CI sono momenti in cui il tennis giocato viene messo da parte, come nel caso recente agli Us Open. Su Sinner si è scatenata una bufera a dir poco spinosa.
C’è chi con le parole riesce a conquistare platee, e chi invece lascia che siano i colpi sul campo a costruirne la reputazione. Jannik Sinner appartiene senza dubbio alla seconda categoria. L’altoatesino, numero uno del mondo, ha dimostrato negli anni di non amare particolarmente i riflettori lontani dal terreno di gioco. Riservato per indole, incline più al lavoro quotidiano che alla sovraesposizione mediatica, spesso si trova a dover fronteggiare domande che esulano dal tennis giocato e che lo costringono a uscire dalla sua zona di comfort. Il risultato, però, è quasi sempre lo stesso: anche quando appare sorpreso o imbarazzato, Sinner riesce a trasformare il momento in un’occasione di leggerezza, strappando sorrisi e smorzando le tensioni. È una delle qualità che lo rendono così popolare, non solo tra i tifosi italiani, ma anche sul circuito internazionale.

Del resto, la sua immagine va ben oltre la linea di fondo campo. Sinner è ormai diventato un uomo-simbolo dello sport tricolore, scelto da decine di brand che ne hanno fatto il volto delle proprie campagne: dal caffè agli spaghetti, passando per la telefonia fino agli sponsor tecnici. Una presenza capillare che non lascia indifferenti, perché se da un lato rafforza la sua aura da campione globale, dall’altro finisce per suscitare qualche mugugno, soprattutto tra chi ritiene che il tennis rischi di passare in secondo piano rispetto alle logiche di marketing. Non è la prima volta, infatti, che il rapporto tra Sinner e i marchi che lo accompagnano diventa argomento di discussione. Eppure, lui stesso continua a mantenere il profilo di sempre: umile, sorridente, pronto a ridimensionare il clamore mediatico con poche parole e tanta ironia.
Imbarazzo agli US Open, la domanda di Scanagatta e la risposta di Sinner
La scena si è ripetuta durante la conferenza stampa post match contro Vit Kopriva agli US Open. Tra le tante curiosità sul suo debutto e sulle sensazioni dopo l’esordio newyorkese, è arrivata una domanda inaspettata. Il direttore di Ubitennis, Ubaldo Scanagatta, ha posto l’accento sulla costante presenza degli sponsor nelle interviste di Sinner, definendo la situazione frustrante per i giornalisti. Noi giornalisti un po’ soffriamo quando vediamo che le tue interviste ci sono sempre solo quando hai uno sponsor dietro… Se uno non ha uno sponsor, il giornalista sta lì un anno ad aspettare, forse, di intervistarti – ha detto Scanagatta, incalzando il numero uno al mondo con un’ulteriore precisazione: “Vorrei sapere se questa frustrazione la capisci oppure no.
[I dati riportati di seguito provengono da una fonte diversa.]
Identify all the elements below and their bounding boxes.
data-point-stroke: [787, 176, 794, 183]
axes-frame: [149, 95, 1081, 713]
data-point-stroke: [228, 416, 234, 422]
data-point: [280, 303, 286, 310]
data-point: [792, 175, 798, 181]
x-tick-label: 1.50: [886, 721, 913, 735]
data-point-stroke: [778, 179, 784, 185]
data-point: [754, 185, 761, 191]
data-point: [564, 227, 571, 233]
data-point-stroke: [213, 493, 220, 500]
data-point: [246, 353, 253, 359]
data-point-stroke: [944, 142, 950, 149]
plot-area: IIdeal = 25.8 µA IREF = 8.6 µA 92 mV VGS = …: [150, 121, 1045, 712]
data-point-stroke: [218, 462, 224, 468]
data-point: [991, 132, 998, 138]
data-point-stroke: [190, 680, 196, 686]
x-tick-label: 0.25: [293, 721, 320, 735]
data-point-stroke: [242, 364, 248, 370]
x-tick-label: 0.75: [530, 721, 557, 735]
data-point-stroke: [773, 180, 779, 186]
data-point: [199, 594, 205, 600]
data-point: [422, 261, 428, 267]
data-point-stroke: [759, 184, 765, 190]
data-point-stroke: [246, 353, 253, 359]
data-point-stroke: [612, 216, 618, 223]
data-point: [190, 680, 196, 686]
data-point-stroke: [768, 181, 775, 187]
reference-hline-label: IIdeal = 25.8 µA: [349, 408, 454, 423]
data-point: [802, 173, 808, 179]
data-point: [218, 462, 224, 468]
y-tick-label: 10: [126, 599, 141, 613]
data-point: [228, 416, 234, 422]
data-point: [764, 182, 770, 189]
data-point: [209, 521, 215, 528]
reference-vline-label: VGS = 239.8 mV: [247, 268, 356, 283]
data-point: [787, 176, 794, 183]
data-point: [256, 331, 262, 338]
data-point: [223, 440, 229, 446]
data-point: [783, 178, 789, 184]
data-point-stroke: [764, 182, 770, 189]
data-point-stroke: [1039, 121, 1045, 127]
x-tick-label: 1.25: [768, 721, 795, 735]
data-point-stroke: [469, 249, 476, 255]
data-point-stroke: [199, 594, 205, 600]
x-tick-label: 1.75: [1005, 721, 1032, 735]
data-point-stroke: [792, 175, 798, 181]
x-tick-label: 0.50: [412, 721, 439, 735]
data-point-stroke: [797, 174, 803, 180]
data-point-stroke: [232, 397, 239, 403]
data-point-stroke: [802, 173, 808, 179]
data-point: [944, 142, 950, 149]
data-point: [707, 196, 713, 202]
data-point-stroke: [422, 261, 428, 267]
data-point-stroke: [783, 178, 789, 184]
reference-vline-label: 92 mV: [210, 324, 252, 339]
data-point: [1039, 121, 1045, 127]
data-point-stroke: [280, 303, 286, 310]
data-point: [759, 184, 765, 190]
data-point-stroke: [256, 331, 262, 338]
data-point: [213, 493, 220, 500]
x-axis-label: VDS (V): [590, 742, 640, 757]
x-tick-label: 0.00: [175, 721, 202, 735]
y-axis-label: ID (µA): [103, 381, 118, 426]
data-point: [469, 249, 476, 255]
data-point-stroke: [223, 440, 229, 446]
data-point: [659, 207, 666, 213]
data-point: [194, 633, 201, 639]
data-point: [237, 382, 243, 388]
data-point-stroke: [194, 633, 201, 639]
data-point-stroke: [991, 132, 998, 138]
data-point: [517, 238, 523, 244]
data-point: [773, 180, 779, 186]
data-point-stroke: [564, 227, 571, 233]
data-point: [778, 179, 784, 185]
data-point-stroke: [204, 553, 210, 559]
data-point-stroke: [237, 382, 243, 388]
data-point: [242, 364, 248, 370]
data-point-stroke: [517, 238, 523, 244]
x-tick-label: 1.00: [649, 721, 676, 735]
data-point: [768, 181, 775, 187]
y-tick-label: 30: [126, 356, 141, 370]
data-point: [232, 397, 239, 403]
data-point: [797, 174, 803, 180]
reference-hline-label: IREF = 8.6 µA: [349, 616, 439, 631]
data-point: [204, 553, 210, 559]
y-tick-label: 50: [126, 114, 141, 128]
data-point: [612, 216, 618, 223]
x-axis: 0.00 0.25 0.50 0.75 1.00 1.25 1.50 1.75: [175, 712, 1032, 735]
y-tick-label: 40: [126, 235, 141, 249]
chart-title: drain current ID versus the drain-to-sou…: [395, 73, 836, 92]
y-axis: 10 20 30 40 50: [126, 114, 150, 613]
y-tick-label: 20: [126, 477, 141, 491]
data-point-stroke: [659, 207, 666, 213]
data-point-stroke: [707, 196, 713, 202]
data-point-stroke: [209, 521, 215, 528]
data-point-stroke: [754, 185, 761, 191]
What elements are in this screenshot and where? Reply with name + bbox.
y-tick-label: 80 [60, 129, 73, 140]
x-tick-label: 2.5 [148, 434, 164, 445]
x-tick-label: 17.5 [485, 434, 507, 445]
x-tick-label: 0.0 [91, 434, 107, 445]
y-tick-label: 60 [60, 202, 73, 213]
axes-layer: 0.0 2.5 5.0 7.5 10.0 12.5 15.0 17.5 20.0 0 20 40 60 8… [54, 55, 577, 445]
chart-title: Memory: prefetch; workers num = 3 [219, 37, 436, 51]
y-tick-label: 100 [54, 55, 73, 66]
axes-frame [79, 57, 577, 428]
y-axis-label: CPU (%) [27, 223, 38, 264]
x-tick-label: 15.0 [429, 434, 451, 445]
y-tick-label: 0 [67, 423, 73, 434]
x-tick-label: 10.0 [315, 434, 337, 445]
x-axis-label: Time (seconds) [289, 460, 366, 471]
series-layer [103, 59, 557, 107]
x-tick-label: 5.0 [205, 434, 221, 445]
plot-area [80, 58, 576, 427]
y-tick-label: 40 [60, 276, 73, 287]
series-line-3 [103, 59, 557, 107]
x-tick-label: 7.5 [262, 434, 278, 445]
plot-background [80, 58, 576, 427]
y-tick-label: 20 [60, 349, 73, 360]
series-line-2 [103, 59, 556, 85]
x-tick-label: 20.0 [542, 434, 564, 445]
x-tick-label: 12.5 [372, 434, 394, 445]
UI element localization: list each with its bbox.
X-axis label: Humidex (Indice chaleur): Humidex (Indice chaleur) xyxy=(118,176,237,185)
Se uno non ha lo sponsor, l’intervista con te non ce l’ha mai, il giornalista deve venire alle conferenze stampa e basta. Vorrei sapere se per te questa cosa l’avverti, ti sembra una frustrazione comprensibile oppure no”.

A quel punto, la reazione di Sinner è stata tanto spontanea quanto efficace. Guardandosi intorno con un sorriso ironico, ha domandato: “Qua c’è lo sponsor?”. Poi ha aggiunto con tono pacato: “Io non lo so sinceramente, faccio le interviste dove mi dicono. Non è il mio lavoro…”. Una replica che ha raccolto risate e ha chiuso il siparietto, sottolineando ancora una volta la filosofia di Sinner: lui pensa a giocare, per il resto c’è uno staff che gestisce la comunicazione e gli accordi commerciali. Il tennis resta al centro, e la sua racchetta continuerà a essere il principale biglietto da visita.